ABOUT JOHN ASHBERY’S CREATED SPACES

The two domestic environments where John Ashbery lived and worked for the longest periods of his life—his Created Spaces (one located in Hudson, NY and one in New York, NY)—offer important insights into his art. These purposefully constructed spaces that housed Ashbery's domestic archive both reflect and are reflected in his writing, which itself is heavily involved with other literature, music, the visual and decorative arts, architecture, theater, and film. Carefully chosen, and developed over many years, Ashbery's Created Spaces nourished and stimulated his creativity; they also continue to provide one of the most personally meaningful of contexts for his work.

These Created Spaces existed as fully dimensional poetic worlds that could be experienced in real time—artworks as visual "poems"—revealing much about the essential qualities of Ashbery's poetry of words. In them, he arranged vocabularies of individual components according to a distinctive syntax of composition, within architectural spaces that determine the overall form of the work. They convey a remarkably coherent view of Ashbery's sensibilities, aesthetics, and creative processes. While these spaces may no longer by physically accessible in their original form, they can currently be virtually explored through the “John Ashbery’s Nest” digital humanities project (see below).


John Ashbery’s Nest

John Ashbery’s Nest is a website and virtual tour of the American poet’s Hudson, NY home created as a collaboration of the Yale Digital Humanities Lab, VRH Solutions, and Yale ITS under the guidance of Karin Roffman.

In 1978, when John Ashbery purchased his first and only house, he began an intensive project of creating his ideal vision of a home. Although not well known as a collector, he had actually begun to study American antiques in childhood, composing some of his earliest poems about objects he found. From the 1950s to the 1980s, he also amassed hundreds of new, small collections while also writing about them (ceramics, wallpaper, etc.) in art reviews, in essays for popular magazines on eclectic collectors and their homes, and in provocative new poems. Painstakingly restored over a fifteen-year period, his house became a frame for these assemblages, providing a place to display his discoveries and continue to learn from them.

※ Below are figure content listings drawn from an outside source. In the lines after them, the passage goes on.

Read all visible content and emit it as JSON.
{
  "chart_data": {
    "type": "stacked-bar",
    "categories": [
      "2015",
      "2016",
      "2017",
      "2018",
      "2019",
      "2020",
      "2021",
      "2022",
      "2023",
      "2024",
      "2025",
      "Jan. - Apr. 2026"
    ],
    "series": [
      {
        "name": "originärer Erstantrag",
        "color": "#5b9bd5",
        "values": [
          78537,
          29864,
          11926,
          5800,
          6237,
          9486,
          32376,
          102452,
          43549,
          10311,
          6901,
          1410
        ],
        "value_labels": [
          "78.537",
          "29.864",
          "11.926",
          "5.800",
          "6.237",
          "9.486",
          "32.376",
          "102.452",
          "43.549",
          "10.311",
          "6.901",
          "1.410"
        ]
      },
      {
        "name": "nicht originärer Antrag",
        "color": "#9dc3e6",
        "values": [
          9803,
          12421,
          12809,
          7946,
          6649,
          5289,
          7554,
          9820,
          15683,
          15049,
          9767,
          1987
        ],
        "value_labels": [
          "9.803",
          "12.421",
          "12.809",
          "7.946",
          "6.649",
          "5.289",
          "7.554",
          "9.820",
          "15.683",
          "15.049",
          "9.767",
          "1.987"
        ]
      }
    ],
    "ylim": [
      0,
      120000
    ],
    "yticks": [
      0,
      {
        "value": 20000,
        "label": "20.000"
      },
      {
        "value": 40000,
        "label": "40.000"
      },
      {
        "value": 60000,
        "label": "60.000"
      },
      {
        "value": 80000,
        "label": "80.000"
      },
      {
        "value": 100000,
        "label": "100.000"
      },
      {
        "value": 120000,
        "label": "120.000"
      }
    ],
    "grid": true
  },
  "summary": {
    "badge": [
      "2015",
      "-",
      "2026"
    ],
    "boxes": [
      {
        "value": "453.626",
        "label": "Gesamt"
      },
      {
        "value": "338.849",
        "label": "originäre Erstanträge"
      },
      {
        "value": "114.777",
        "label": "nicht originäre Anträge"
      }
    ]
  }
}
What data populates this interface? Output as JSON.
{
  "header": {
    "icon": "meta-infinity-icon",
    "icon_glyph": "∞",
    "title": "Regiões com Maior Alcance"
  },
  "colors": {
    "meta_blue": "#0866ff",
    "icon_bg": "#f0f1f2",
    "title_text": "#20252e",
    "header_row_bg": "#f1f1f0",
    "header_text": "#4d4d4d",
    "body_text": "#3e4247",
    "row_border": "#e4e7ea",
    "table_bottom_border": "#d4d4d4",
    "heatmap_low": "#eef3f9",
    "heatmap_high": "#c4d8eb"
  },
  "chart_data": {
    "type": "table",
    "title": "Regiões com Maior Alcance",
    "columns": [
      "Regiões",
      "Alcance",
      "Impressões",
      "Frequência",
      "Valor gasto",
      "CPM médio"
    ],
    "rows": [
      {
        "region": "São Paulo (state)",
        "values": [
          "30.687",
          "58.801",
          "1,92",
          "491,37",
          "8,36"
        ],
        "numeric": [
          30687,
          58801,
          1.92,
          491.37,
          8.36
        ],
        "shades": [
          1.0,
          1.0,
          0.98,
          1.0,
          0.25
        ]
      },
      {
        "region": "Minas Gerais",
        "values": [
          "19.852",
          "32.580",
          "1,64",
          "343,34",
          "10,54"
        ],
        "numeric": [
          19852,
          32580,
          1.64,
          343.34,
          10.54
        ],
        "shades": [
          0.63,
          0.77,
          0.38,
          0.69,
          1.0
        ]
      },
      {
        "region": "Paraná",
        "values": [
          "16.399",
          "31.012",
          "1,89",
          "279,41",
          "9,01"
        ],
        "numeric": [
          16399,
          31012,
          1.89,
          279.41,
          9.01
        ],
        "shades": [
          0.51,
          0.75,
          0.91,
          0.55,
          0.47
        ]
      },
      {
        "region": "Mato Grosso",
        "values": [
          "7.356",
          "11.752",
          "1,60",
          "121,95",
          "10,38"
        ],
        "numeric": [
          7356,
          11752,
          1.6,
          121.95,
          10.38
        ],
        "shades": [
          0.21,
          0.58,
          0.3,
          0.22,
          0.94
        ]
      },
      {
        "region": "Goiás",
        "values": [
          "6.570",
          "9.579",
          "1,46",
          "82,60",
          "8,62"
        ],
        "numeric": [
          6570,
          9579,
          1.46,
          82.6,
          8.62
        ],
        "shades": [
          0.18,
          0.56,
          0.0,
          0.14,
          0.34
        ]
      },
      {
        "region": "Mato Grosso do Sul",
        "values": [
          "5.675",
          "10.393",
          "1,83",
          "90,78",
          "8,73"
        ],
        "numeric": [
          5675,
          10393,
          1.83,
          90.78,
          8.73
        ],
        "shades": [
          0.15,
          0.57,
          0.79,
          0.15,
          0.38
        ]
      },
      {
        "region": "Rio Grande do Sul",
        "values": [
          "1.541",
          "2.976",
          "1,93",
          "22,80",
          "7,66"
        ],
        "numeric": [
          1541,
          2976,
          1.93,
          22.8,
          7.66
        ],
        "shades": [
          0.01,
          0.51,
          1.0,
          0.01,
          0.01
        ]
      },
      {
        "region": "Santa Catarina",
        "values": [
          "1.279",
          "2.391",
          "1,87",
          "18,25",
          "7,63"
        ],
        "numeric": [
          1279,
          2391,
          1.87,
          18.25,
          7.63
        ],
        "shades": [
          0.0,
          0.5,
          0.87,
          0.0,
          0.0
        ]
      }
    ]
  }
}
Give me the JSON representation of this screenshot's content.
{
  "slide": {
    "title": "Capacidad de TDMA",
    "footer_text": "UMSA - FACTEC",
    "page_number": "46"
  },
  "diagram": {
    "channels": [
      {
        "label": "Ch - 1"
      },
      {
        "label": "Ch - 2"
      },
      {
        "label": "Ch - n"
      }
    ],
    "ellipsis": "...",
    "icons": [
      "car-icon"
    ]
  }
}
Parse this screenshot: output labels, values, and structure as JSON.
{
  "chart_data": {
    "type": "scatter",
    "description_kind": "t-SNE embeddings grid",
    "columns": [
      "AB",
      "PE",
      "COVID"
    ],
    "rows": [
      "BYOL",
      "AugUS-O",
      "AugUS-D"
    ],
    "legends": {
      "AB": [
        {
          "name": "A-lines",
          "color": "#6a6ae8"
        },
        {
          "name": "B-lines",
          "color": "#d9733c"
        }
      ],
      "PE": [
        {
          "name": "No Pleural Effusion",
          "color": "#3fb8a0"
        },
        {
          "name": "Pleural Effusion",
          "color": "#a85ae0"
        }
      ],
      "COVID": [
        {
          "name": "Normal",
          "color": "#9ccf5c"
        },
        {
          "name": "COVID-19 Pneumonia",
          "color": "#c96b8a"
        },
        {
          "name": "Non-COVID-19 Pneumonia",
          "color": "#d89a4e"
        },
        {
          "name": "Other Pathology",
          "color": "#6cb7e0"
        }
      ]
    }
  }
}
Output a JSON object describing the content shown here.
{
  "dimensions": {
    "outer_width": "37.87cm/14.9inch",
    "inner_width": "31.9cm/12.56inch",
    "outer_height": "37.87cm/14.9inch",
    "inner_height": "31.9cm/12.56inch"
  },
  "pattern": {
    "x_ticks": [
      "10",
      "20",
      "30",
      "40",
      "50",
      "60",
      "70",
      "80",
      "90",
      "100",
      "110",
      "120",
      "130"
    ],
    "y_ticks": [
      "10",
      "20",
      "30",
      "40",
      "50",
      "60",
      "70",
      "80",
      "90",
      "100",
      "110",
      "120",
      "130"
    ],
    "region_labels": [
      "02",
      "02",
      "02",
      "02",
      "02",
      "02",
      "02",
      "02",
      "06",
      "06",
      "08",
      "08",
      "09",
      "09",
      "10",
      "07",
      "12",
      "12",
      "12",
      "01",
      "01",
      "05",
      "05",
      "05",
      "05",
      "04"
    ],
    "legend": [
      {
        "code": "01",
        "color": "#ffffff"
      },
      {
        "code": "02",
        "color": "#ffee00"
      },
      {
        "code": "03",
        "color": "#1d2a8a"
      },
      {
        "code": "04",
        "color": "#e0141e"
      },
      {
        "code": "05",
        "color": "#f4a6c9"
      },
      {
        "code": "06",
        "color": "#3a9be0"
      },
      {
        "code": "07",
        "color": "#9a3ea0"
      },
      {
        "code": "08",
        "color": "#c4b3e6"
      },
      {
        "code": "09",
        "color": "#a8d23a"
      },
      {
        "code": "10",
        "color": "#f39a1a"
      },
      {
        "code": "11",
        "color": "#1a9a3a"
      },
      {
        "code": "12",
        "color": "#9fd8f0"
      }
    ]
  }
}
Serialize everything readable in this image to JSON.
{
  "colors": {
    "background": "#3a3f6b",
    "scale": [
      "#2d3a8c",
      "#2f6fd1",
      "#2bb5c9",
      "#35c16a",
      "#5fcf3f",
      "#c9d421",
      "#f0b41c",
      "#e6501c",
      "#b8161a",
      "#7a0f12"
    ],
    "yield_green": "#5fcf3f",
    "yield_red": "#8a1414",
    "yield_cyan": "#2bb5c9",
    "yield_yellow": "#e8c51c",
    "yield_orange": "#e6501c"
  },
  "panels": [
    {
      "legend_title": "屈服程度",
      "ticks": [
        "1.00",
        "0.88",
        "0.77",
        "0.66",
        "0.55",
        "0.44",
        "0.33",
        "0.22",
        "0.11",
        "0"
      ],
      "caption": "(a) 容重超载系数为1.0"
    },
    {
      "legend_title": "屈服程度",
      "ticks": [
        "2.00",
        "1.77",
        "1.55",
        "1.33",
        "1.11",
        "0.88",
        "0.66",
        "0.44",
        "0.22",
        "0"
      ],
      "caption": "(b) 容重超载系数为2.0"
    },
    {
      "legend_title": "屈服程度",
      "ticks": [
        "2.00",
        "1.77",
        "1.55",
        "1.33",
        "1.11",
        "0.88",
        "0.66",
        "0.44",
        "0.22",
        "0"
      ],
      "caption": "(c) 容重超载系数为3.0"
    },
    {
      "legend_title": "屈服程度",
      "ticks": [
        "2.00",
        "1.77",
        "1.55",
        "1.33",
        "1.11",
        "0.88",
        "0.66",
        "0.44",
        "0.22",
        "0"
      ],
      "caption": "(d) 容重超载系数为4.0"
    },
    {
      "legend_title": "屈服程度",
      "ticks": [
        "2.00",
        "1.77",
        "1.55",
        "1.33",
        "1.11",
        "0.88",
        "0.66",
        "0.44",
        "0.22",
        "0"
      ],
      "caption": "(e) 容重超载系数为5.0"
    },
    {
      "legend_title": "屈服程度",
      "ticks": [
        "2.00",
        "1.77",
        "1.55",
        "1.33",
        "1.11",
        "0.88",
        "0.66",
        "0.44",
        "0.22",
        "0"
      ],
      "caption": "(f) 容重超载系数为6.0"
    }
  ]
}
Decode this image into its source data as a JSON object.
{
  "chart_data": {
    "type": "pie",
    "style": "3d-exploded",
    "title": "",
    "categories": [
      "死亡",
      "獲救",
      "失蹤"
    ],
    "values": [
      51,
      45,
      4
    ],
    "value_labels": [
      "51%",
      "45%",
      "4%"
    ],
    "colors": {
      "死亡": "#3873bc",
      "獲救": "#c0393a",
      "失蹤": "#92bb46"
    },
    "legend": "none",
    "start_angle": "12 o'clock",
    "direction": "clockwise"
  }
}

While the Hudson House has always been a private space, this project provides, through a website highlighting Ashbery’s creation of each room (including photographs, biographical details, archival records, and audio clips of Ashbery and his partner, David Kermani, discussing each room), both crucial documentation and an experience of how he has used and imagined the home. Links to related poetic texts demonstrate how deeply objects and houses have resonated in Ashbery’s artistic life.

Using new virtual reality technologies to explore rooms and interact with objects inside the house, this project—which began with a prototype view of the Center Hall and continues to expand further into the house—enables users to experience the intimacy of being in “the middle of things,” a reality that echoes in Ashbery’s greatest poems.

Each room includes 360-degree photography, panoramas, and still photography. A viewer may:

  • move through each room and view objects closely

  • listen to audio of John Ashbery and David Kermani discussing the provenance of objects

  • read additional archival information on objects and rooms

  • explore links to related Ashbery’s poems to highlight the relationship between physical objects and poetic imagination.

Future plans include expanding the project to include virtual reality touring of Ashbery’s created space in New York City.


 
 

Climate Correction

So that if there was an attempt to widen

the gap. Reel in the scenery

It’s unlike us to reel in the difference.

We got the room

in other hands, to exit like a merino ghost.

What was I telling you about?

Walks in the reeds. Be

contumely about it.

You need a chaser.

In other words, persist, but rather

a dense shadow fanned out.

Not exactly evil, but you get the point.

John Ashbery’s final poem, written in his home in Hudson, NY (© 2017 Estate of John Ashbery. All rights reserved. Used by arrangement with Georges Borchardt, Inc.)

 

Down by the Station Early in the Morning 

It all wears out. I keep telling myself this, but
I can never believe me, though others do. Even things do.
And the things they do. Like the rasp of silk, or a certain
glottal stop in your voice as you are telling me how you
didn’t have time to brush your teeth but gargled with Listerine
instead. Each is a base one might wish to touch once more

before dying. There’s the moment, years ago in the station in Venice,
the dark rainy afternoon in fourth grade, and the shoes then,
made of a dull crinkled brown leather that no longer exists.
And nothing does, until you name it, remembering, and even then
it may not have existed, or existed only as a result
of the perceptual dysfunction you’ve been carrying around for years.
The result is magic, then terror, then pity at the emptiness,
then air gradually bathing and filling the emptiness as it leaks,
emoting all over something that is probably mere reportage
but nevertheless likes being emoted on. And so each day
culminates in merriment as well as a deep shock like an electric one,

as the wrecking ball bursts through the wall with the bookshelves
scattering the walls of famous authors as well as those
of more obscure ones, and books with no author, letting in
space, and an extraneous babble from the street
confirming the new value the hollow core has again, the light
from the lighthouse that protects as it pushes away.